As an engineering manager, I get to be in meetings with a wide range of people, from engineering to product to stakeholders on the business side. This is not the case for individual contributors. A month into remote onboarding the engineer onto my team at CommonBond, I was very happy with how well she was getting along with the team and able to be productive in her role. However, when I asked her about her onboarding, she told me that she found it hard to feel in tune with the broader mission of the company. She felt isolated.

What I learned from that experience is that an employee that is productive in their role is not necessarily fully onboarded. A remote environment means that they may not get to know Saul from the finance team, or Abbey from the sales team — they don’t have the opportunity to meet them in the kitchen area or the lounge.
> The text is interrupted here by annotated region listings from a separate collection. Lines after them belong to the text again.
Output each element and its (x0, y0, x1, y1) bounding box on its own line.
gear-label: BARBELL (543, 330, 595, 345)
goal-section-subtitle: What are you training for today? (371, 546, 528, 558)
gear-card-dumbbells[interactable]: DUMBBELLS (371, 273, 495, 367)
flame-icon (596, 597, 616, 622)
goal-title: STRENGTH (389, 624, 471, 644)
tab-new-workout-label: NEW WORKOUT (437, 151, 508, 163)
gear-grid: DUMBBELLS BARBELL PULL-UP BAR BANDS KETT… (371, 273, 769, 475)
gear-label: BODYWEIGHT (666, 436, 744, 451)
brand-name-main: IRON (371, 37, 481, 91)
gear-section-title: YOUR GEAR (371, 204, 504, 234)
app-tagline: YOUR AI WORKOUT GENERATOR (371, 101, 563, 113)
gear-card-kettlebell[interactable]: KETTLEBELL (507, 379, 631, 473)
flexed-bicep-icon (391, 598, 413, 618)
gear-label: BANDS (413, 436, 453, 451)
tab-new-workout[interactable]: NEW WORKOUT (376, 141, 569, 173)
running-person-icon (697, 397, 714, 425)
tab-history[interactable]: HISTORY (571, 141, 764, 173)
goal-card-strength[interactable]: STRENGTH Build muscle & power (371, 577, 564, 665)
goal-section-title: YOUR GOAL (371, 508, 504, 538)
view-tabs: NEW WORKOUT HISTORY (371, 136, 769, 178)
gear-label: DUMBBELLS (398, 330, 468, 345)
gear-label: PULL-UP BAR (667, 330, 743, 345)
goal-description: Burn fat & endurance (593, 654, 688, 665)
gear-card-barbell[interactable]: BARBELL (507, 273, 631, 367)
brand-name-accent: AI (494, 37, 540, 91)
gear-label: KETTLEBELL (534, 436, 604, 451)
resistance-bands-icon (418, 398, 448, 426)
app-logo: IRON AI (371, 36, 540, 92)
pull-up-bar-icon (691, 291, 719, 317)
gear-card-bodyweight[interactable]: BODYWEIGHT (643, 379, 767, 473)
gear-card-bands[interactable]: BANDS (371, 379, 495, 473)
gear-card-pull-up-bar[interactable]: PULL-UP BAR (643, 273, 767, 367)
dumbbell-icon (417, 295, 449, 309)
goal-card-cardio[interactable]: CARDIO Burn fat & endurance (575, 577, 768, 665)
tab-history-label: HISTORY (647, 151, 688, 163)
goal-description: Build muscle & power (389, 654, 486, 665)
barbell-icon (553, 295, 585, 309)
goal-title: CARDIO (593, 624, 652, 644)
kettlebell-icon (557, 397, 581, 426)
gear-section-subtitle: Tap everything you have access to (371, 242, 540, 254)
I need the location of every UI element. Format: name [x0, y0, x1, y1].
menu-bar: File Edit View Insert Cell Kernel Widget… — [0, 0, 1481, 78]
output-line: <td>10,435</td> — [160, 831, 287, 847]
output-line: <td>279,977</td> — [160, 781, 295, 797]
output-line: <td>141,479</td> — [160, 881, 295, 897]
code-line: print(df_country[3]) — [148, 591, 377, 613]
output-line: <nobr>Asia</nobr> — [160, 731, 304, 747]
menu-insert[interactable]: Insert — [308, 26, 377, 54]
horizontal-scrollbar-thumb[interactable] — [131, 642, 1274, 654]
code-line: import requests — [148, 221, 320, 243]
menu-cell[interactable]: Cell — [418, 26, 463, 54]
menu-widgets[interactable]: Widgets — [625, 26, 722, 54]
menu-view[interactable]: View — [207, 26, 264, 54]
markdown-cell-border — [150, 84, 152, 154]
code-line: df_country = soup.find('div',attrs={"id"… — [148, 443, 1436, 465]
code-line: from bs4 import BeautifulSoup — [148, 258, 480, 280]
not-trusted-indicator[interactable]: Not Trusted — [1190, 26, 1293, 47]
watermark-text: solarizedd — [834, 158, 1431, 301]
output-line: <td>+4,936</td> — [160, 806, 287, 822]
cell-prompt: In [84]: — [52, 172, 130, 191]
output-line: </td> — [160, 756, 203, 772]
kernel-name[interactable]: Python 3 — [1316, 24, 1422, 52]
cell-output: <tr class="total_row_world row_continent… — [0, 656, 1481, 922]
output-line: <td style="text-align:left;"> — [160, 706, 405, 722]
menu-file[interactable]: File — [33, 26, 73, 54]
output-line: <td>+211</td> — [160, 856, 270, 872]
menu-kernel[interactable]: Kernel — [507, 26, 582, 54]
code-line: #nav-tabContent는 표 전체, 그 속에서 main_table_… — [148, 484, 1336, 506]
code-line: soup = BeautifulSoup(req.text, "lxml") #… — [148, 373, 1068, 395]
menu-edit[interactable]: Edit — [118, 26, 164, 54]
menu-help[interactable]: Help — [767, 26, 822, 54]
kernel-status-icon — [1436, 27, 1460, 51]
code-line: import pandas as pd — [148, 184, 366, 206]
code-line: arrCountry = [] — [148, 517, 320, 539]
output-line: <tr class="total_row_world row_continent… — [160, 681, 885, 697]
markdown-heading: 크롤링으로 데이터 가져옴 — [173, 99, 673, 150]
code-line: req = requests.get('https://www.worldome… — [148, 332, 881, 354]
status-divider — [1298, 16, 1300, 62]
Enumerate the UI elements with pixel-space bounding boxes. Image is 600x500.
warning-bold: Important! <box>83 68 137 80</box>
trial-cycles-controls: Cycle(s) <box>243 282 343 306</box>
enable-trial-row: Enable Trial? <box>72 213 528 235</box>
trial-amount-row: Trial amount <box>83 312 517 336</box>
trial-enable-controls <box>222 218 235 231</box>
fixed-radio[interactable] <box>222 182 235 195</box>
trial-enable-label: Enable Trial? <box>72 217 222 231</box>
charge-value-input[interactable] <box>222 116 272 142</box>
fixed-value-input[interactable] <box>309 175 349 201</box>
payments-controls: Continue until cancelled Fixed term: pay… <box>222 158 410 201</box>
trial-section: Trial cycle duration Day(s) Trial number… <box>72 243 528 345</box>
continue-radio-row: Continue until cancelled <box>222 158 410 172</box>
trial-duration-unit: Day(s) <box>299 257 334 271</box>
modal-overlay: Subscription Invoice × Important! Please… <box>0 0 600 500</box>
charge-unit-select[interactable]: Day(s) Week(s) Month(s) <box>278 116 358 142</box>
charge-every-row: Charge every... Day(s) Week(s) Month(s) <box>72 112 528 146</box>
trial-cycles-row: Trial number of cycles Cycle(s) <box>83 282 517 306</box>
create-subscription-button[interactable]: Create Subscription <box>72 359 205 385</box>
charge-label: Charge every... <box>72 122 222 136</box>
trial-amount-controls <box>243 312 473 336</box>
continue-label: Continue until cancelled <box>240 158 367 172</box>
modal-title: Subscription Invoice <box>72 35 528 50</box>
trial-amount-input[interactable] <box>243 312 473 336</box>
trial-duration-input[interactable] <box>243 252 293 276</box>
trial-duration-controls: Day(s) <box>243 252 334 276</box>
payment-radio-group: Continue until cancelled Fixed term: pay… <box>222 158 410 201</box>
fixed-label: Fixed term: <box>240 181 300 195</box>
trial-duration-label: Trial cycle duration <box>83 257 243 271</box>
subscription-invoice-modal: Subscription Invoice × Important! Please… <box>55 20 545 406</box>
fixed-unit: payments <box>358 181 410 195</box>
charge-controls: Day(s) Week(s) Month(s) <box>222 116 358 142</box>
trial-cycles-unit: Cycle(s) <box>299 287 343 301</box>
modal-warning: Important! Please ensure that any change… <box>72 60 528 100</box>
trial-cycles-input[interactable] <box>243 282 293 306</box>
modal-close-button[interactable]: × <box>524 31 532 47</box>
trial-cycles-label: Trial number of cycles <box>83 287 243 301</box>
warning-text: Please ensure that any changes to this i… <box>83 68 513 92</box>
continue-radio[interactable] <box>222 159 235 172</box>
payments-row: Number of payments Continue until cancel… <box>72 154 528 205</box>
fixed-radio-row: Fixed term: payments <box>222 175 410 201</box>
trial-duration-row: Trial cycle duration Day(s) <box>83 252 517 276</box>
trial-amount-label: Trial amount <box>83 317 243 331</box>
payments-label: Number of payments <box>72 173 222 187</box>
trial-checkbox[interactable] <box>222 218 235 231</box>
Because of this, new employees will find it harder to have a broader understanding of the company, its goals, how it operates, or what makes it tick.

All-hands meetings, where the entire company hears updates from the executive team, can be useful for getting information, but the number of attendees in these meetings means they don’t encourage a lot of interaction between employees. It can sometimes feel as though all-hands meetings might as well be recorded for you to watch on your own time.

I have found that there are other smaller group meetings that are open invite and can help new employees embed within the broader company. These include sprint demos, book clubs, social groups, and lunch and learns — lightweight ways for a new employee to gain more shared context with people they don’t work with on a daily basis.

Remote onboarding has its challenges, both for new employees and their managers. The past six months have been a chance for many companies to try their hand at it, and while there have been some pros and cons, it’s important that companies identify the specific challenges so that they can work on addressing them.

Improving remote onboarding will not only ensure that you can hire new employees effectively right now, but can also translate to a better onboarding experience in the future for both remote and office employees. And if you do have other tips to address any of these four challenges, let me know!